House Flipping Calculator
Estimate your house flip profit, ROI, profit margin, and annualized return. Enter all costs to see if the deal pencils out.
Quick Answer
Profit = Selling Price - Purchase Price - Rehab Costs - Holding Costs - Selling Costs. A typical house flip with a $200,000 purchase, $50,000 in rehab, 6 months of holding costs, and a $320,000 sale price yields approximately $35,000-$50,000 in profit, depending on holding and selling costs. Target a minimum 15-20% ROI.
Loan payments, taxes, insurance, utilities
Agent commissions + seller closing costs
Deal Breakdown
- Purchase Price
- -$200,000
- Rehab / Renovation
- -$50,000
- Holding Costs (6 mo x $2,500)
- -$15,000
- Selling Costs (6%)
- -$19,200
- Total Costs
- -$284,200
- Selling Price
- +$320,000
- Net Profit
- $35,800
70% Rule Check
Maximum purchase price per the 70% rule: $174,000 (70% of $320,000 ARV minus $50,000 rehab). Your purchase price of $200,000 exceeds the 70% rule by $26,000. This deal carries higher risk.
About This Tool
The House Flipping Calculator helps real estate investors analyze the profitability of a potential flip deal before committing capital. By entering the purchase price, renovation costs, holding period, monthly holding costs, expected selling price, and selling cost percentage, you get an instant picture of the deal's net profit, ROI, profit margin, and annualized return.
House flipping involves buying a property below market value, renovating it to increase its worth, and selling it for a profit. While the concept is straightforward, the financial analysis behind a successful flip is complex. This calculator simplifies that analysis by giving you a clear, itemized cost breakdown and multiple profitability metrics so you can evaluate deals quickly and objectively.

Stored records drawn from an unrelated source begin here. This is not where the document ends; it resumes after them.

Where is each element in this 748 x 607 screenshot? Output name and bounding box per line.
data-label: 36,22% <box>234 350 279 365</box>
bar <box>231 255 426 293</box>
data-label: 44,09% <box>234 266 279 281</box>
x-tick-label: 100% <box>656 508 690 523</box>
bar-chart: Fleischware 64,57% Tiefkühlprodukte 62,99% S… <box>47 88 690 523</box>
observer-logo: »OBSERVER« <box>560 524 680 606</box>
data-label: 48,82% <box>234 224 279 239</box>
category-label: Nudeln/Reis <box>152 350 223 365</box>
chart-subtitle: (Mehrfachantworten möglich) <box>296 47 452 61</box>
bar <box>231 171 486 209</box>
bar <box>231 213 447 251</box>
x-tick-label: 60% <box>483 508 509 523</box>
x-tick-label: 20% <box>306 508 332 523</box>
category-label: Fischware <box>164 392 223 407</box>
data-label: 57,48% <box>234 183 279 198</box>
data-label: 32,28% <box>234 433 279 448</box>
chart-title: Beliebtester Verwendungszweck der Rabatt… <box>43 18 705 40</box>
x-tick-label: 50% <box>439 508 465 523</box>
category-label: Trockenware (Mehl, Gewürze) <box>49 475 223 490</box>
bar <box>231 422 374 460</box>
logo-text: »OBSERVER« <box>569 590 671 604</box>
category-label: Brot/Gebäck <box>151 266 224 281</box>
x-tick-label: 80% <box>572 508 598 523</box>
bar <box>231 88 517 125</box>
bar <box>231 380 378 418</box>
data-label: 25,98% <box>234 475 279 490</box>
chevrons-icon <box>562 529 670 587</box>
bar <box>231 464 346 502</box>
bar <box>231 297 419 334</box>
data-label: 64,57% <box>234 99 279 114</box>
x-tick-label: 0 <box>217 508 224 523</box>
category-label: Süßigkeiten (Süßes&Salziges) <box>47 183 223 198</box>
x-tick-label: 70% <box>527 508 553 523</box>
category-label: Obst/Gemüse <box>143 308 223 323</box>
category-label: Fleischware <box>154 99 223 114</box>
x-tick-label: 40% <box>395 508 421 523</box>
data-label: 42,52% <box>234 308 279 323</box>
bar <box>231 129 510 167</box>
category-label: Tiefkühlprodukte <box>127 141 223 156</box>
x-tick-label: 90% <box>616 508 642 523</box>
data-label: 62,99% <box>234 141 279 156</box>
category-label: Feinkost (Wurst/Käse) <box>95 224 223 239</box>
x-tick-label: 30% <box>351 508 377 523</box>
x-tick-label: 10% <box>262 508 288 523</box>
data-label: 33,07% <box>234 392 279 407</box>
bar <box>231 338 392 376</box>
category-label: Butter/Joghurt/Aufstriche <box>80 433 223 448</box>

Understanding the Key Metrics
This calculator provides four profitability metrics. Net Profit is the raw dollar amount you earn after all costs. ROI (Return on Investment) measures your profit as a percentage of your total investment (purchase + rehab + holding costs), showing how efficiently your capital is deployed. Profit Margin shows your profit as a percentage of the selling price. Annualized Return converts your ROI to an annual basis, allowing you to compare flips of different durations on equal footing. A 20% ROI on a 4-month flip is far more attractive than 20% over 12 months.
The 70% Rule
The 70% Rule is the most widely used rule of thumb in house flipping. It states that you should pay no more than 70% of the After Repair Value (ARV) minus estimated repair costs. The 30% buffer accounts for selling costs (8-10%), holding costs, and your desired profit margin. While the rule is a useful screening tool for quickly evaluating deals, it is not a substitute for detailed analysis. Some deals that fail the 70% rule can still be profitable, and some that pass it can lose money if costs are underestimated.
Why Holding Costs Matter
Holding costs are the silent profit killer in house flipping. Every month you own the property, you incur costs for financing, taxes, insurance, utilities, and maintenance. On a $200,000 property with a hard money loan, monthly holding costs can easily reach $2,000 to $4,000. A flip that was supposed to take 4 months but stretches to 8 months can see $8,000 to $16,000 in additional costs erode your profit. This is why experienced flippers focus intensely on minimizing the renovation timeline and listing the property quickly.
Common Mistakes New Flippers Make
The most frequent mistake is underestimating renovation costs. Always add a 15-20% contingency to your contractor bids to cover the unexpected issues that inevitably arise, such as hidden water damage, outdated wiring, or foundation problems. Another common error is overestimating the ARV by comparing to the best comparable sales rather than realistic ones. Be conservative in your projections and your actual results will more often exceed your estimates.